La situation est ici dramatique à plus d’un titre. Non seulement BookStrand s’est plié aux dictats financiers d’une façon pour le moins singulière, mais surtout, n’oublions pas que nous parlons ici de littérature et non d’actes réels. […] Selon The Self Publishing Revolution, le but n’est même plus de viser des actes illégaux dans des fictions, ce qui est déjà incroyable en soi d’autant plus quand ils n’en font pas l’apologie, mais cela va même jusqu’à vouloir interdire ce qui paraît “moralement condamnable”. Avec toute la subjectivité qui l’accompagne, et tous les abus qui peuvent en découler.

Le débat est alors lancé outre-Atlantique, pays où la liberté d’expression va jusqu’à permettre à des groupes néo-nazis et du Ku Klux Klan d’exister. Jusqu’où peut mener une telle politique de répression de la “bonne morale” se demande ainsi la presse américaine ? Tout en sachant que cette censure de Paypal est loin d’être un cas isolé. […] Le pouvoir de ces sociétés a donc pris une ampleur sans précédent. Aujourd’hui, les services de PayPal, Amazon et Apple (pour ne nommer que ces trois sociétés) sont utilisés par des centaines de millions de personnes à travers le monde. La liberté d’expression et d’entreprendre sont en jeu. Sans compter que des milliards d’euros transitent par ces services chaque jour… »

Marquis de Sade — La loi c'est moi !

« Comment ?… Quoi ?… C’est un scandale, je veux pouvoir acheter du Sade en toute liberté !… » Me diriez-vous.

Rassurez-vous, dans un billet publié le 13 mars dernier sur le blog officiel, Anuj Nayar — directeur de la communication de PayPal — précise que « l’entreprise a décidé de revenir sur sa nouvelle politique en se concentrant uniquement sur les e-books qui contiennent des images potentiellement illégales, pas sur les e-books qui se limitent à du texte. […] Les ouvrages érotiques seront examinés au cas par cas […] » avec la possibilité pour l’éditeur de s’opposer à la demande de censure en présentant des contrearguments rajoutant plus loin qu’aucun ne verrait son compte bloqué pour le moment.

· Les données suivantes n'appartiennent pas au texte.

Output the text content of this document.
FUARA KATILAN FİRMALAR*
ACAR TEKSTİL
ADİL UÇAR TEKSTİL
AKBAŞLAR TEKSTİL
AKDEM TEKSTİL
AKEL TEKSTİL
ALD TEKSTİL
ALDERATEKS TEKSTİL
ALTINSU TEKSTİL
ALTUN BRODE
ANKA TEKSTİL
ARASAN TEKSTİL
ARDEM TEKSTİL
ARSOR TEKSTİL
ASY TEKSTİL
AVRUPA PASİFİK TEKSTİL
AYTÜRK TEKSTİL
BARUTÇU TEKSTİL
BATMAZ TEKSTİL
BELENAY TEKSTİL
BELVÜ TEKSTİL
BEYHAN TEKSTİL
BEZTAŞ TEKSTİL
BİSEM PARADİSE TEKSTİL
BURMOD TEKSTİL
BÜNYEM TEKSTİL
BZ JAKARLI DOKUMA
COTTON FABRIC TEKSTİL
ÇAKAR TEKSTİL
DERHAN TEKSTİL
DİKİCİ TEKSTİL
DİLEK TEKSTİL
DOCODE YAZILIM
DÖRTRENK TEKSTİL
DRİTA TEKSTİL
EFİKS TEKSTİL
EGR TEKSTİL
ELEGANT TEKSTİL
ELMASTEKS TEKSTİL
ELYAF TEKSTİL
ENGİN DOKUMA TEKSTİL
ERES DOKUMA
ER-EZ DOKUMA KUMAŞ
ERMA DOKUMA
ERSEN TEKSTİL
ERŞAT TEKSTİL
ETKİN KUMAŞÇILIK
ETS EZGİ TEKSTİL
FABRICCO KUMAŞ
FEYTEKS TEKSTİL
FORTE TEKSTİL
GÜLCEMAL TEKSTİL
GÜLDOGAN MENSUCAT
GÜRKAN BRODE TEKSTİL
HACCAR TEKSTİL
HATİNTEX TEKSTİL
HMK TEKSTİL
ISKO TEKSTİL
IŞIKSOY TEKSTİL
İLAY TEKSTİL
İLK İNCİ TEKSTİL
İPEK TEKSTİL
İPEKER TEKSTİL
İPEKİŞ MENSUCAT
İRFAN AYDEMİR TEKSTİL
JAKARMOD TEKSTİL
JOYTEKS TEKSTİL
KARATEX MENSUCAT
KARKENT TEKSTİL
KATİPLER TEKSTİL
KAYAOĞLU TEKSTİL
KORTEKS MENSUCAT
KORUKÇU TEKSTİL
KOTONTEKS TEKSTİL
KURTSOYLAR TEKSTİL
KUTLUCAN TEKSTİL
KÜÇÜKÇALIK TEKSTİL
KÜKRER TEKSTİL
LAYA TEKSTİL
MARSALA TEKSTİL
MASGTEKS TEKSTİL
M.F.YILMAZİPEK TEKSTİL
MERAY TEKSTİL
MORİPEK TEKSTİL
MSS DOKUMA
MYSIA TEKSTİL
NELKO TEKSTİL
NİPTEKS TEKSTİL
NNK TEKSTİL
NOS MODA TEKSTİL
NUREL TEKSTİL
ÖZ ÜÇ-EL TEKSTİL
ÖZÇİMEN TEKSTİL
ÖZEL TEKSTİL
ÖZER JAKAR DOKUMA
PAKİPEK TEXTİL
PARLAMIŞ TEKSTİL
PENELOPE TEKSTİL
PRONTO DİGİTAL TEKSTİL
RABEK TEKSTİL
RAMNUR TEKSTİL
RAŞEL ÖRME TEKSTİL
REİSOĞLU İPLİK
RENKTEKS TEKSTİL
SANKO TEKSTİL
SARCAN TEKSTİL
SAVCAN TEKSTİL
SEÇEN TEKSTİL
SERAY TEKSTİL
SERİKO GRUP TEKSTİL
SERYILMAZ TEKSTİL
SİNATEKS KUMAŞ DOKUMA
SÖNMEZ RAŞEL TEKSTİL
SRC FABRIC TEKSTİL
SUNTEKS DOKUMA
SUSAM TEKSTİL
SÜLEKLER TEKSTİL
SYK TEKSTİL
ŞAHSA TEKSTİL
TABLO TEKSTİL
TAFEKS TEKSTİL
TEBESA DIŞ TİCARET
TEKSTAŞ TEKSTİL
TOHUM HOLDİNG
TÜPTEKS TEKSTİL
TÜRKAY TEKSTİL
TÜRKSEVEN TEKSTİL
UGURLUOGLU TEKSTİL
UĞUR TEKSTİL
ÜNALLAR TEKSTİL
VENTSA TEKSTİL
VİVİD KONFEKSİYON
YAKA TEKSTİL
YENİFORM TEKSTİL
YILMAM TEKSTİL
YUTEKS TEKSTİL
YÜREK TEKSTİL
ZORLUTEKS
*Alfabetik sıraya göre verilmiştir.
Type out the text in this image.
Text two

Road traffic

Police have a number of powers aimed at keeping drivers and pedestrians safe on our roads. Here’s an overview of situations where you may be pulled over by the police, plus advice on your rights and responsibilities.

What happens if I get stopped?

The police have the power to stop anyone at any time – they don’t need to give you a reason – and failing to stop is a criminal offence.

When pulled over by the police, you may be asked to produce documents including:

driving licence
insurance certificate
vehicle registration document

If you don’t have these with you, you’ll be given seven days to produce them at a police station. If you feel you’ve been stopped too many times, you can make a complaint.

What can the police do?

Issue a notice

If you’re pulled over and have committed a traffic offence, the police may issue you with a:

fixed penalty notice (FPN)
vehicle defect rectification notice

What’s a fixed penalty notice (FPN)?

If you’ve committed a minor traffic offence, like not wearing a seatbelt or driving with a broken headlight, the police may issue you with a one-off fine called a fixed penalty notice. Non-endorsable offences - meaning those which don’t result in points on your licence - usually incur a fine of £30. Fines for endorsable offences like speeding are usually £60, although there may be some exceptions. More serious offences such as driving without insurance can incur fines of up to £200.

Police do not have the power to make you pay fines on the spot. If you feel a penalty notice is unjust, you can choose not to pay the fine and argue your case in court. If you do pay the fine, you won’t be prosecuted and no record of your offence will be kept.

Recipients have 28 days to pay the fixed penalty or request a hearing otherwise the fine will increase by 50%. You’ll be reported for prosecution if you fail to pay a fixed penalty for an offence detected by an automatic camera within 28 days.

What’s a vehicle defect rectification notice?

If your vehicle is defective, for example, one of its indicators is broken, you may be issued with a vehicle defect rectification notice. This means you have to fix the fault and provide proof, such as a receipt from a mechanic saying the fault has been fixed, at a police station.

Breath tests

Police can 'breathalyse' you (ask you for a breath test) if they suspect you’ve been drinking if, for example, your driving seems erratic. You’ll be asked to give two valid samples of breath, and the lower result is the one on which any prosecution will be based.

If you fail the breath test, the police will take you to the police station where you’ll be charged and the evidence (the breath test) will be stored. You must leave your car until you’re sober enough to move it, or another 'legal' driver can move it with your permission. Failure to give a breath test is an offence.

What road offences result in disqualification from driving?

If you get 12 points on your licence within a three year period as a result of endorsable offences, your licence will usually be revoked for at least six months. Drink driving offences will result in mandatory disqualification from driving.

L’EFF — ONG défendant la liberté d’expression sur Internet — c’est félicité de ce revirement : « Internet ne peut pas être un véritable espace de libre expression si des entreprises privées qui fournissent accès et moyens de paiement s’érigent en polices morales.»

Le plus drôle dans cette histoire, c’est que même la Bible aurait pu faire parti de cette mesure étant donné que celle-ci contient des descriptions de viols et d’incestes.